The Alberta Clipper hearings are to begin Nov. 5 at an undetermined location. The proposed project is a new 1,607 kilometre line from Hardisty, Alta., to Superior, Wis., and is expected to be in service by mid-2010. It would have an initial capacity of 450,000 barrels a day.
“We want the NEB and the government of Canada to stop looking at the development of our energy resources and particularly the Alberta tar sands in isolation of the broader economic social and environmental good of the country,” said Dave Cole, CEP president. “The Alberta Clipper project combined with the Keystone pipeline and others will see literally millions of barrels of bitumen shipped to the United States with minimal economic benefit for Canada.”

He added the union’s intent is to continue to fight for development of Canadian resources for the good of Canada as a whole.
At least 18,000 jobs would be created if the oil slated to be pumped into the U.S. through the Alberta Clipper were processed and refined in Canada, said Coles.
CEP members in the energy sector work in every region of Canada ranging from exploration in Fort McMurray to the Hibernia oil fields offshore of Newfoundland and Labrador.
Its intervenor application, said the union, is “committed to ensuring that Canadian oil and gas resources are developed and utilized in a manner that fosters economic development in Canada and does so in a manner that is consistent with meeting the challenges of climate change while providing secure energy supplies for Canadians in the future.”
It continued that the “potential detrimental impact of the Clipper project on the economic development of Canada’s oil and gas industry and on the energy security of Canadians is so significant as to require a rigorous and thorough assessment of the need for and impacts of this project.”
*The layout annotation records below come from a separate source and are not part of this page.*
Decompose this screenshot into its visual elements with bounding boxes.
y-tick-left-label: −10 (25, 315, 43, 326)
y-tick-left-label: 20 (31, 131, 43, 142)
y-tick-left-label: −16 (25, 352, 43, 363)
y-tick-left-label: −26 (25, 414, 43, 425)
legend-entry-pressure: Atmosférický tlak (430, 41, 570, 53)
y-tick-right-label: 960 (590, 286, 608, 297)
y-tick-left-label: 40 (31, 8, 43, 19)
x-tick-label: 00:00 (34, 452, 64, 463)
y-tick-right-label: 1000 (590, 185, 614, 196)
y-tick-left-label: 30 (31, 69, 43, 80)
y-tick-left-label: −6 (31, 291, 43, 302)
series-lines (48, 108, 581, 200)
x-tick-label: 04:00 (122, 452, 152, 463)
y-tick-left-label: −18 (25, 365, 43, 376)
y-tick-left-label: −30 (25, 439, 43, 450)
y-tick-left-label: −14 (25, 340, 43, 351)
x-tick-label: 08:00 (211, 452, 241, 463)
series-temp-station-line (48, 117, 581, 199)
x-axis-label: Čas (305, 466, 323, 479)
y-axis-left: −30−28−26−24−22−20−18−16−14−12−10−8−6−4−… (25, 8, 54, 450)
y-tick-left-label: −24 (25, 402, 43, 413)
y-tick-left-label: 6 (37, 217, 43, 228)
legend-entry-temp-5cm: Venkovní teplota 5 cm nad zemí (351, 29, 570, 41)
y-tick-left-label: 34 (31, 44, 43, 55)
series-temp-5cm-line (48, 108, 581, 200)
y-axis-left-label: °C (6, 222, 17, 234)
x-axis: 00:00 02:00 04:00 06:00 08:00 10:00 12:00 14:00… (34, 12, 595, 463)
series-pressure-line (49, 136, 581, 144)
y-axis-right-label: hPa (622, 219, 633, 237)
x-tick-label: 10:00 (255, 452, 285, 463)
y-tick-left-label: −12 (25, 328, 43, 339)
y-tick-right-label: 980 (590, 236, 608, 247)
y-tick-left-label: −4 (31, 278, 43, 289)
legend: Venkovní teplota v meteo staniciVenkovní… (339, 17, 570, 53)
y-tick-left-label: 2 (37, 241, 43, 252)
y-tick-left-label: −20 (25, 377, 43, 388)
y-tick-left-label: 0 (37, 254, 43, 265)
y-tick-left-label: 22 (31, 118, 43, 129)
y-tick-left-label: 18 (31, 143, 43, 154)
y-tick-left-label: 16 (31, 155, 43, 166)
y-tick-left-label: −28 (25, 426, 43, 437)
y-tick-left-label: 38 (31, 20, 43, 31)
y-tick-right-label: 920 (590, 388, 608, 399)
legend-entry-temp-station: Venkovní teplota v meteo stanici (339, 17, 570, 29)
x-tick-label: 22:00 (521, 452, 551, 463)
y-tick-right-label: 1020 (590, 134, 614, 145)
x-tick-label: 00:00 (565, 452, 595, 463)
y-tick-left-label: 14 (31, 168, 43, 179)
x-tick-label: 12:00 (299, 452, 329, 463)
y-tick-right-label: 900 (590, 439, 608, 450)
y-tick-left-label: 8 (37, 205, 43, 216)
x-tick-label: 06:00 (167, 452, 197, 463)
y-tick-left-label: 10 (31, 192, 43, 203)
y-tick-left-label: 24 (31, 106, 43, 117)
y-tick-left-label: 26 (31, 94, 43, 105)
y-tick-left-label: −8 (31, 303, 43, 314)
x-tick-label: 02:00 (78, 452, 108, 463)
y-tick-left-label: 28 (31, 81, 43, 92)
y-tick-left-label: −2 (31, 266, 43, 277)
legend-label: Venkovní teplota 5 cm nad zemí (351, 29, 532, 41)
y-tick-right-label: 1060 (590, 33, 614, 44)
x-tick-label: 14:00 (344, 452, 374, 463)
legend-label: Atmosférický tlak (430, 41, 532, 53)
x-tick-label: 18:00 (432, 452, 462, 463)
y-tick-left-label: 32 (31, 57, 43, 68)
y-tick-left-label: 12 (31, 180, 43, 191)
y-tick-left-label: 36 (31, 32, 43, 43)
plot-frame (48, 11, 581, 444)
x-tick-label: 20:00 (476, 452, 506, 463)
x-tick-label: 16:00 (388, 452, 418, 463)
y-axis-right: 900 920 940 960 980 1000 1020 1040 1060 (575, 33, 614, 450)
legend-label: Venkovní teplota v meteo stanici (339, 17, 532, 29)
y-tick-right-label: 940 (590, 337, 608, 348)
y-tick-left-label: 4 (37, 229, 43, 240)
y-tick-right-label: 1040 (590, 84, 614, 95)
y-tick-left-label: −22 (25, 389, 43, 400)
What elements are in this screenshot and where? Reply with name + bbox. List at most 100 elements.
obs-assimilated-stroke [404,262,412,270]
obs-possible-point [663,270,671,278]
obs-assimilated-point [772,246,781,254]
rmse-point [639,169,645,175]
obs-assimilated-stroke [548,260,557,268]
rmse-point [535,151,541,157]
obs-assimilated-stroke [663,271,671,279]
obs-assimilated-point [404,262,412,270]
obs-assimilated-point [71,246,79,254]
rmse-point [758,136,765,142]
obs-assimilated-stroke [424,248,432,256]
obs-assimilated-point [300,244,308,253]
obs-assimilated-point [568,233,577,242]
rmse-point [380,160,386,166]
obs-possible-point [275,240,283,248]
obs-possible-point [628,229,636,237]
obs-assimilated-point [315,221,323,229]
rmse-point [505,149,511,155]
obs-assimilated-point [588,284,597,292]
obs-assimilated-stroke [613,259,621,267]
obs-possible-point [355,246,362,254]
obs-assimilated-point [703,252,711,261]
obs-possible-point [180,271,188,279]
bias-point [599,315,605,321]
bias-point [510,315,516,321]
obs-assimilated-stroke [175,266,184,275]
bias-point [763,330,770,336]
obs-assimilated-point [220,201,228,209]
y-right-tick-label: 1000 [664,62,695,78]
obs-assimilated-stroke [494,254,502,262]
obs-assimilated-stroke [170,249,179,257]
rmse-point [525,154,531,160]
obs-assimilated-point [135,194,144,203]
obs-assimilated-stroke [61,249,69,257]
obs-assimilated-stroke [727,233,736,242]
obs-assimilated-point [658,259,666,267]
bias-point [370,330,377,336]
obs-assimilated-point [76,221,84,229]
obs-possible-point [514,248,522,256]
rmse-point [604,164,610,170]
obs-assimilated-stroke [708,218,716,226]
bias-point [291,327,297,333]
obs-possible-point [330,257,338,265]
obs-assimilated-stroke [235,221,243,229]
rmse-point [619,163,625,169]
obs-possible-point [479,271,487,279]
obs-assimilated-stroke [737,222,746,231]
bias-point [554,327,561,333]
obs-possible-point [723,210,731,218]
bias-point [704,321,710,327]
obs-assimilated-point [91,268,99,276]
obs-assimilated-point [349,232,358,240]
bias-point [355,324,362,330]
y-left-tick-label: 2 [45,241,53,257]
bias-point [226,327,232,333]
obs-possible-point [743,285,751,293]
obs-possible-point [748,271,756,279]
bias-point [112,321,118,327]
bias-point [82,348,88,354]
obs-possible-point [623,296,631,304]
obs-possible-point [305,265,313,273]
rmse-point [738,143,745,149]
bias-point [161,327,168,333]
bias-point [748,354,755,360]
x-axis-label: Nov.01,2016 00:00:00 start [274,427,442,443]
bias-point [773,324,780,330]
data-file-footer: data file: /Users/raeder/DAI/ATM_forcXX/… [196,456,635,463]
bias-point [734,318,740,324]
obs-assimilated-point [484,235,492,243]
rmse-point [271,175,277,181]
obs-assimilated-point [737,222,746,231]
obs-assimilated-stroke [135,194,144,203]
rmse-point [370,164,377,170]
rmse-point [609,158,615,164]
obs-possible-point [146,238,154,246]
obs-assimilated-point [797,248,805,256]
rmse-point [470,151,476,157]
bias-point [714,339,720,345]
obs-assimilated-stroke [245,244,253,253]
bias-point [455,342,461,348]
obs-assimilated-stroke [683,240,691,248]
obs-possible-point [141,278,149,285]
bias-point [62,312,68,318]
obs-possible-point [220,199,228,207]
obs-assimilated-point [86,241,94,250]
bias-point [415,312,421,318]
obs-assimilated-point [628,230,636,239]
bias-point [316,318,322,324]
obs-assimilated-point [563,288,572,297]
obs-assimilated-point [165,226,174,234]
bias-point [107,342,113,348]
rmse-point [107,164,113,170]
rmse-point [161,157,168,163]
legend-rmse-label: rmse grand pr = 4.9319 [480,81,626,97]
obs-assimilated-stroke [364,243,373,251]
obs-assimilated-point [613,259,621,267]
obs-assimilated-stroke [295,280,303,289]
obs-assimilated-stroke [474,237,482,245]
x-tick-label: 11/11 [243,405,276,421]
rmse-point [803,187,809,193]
CEP has also been granted intervenor status at an NEB hearing scheduled to begin Aug. 13. Phase one is being heard at the NEB building in Calgary. This hearing focuses on Enbridge’s Southern Lights pipeline project. While CEP’s specific interest is the same in both applications, this one also expresses concern about value added production of Canadian energy resources.
The Keystone project by TransCanada Pipelines is between the concluded hearing and the release of the reasons for decision by the NEB.
Jennifer Varey, a spokeswoman with Enbridge, said it was not appropriate to comment on the Alberta Clipper application and CEP’s concerns about it, given the timing of the Southern Lights hearings. She added any comment may influence the Southern Lights hearing.
“Alberta Clipper will ensure that timely new pipeline capacity is available to meet producers’ needs to transport growing supplies of crude oil from Alberta’s oilsands and the northern Unite States to refinery markets in the U.S. midwest,” said Patrick D. Daniel, Enbridge president and CEO in a statement released May 31. “The combination of Alberta Clipper and Southern Access which is currently under construction, can ultimately provide transportation capacity of up to 1.2 million barrels a day from Alberta to the U.S. midwest.”
An NEB report from July noted Canadian crude oil pipelines are facing an impending transportation bottleneck.
An Assessment of the Canadian Hydrocarbon Transportation System says by the fourth quarter of 2007, western Canada pipelines could be facing periods of apportionment -- a situation in which available pipelines space is apportioned or shared among shippers.
With no significant additions to the Canadian pipeline system planned before 2009, apportionment could be in place for up to 18 months.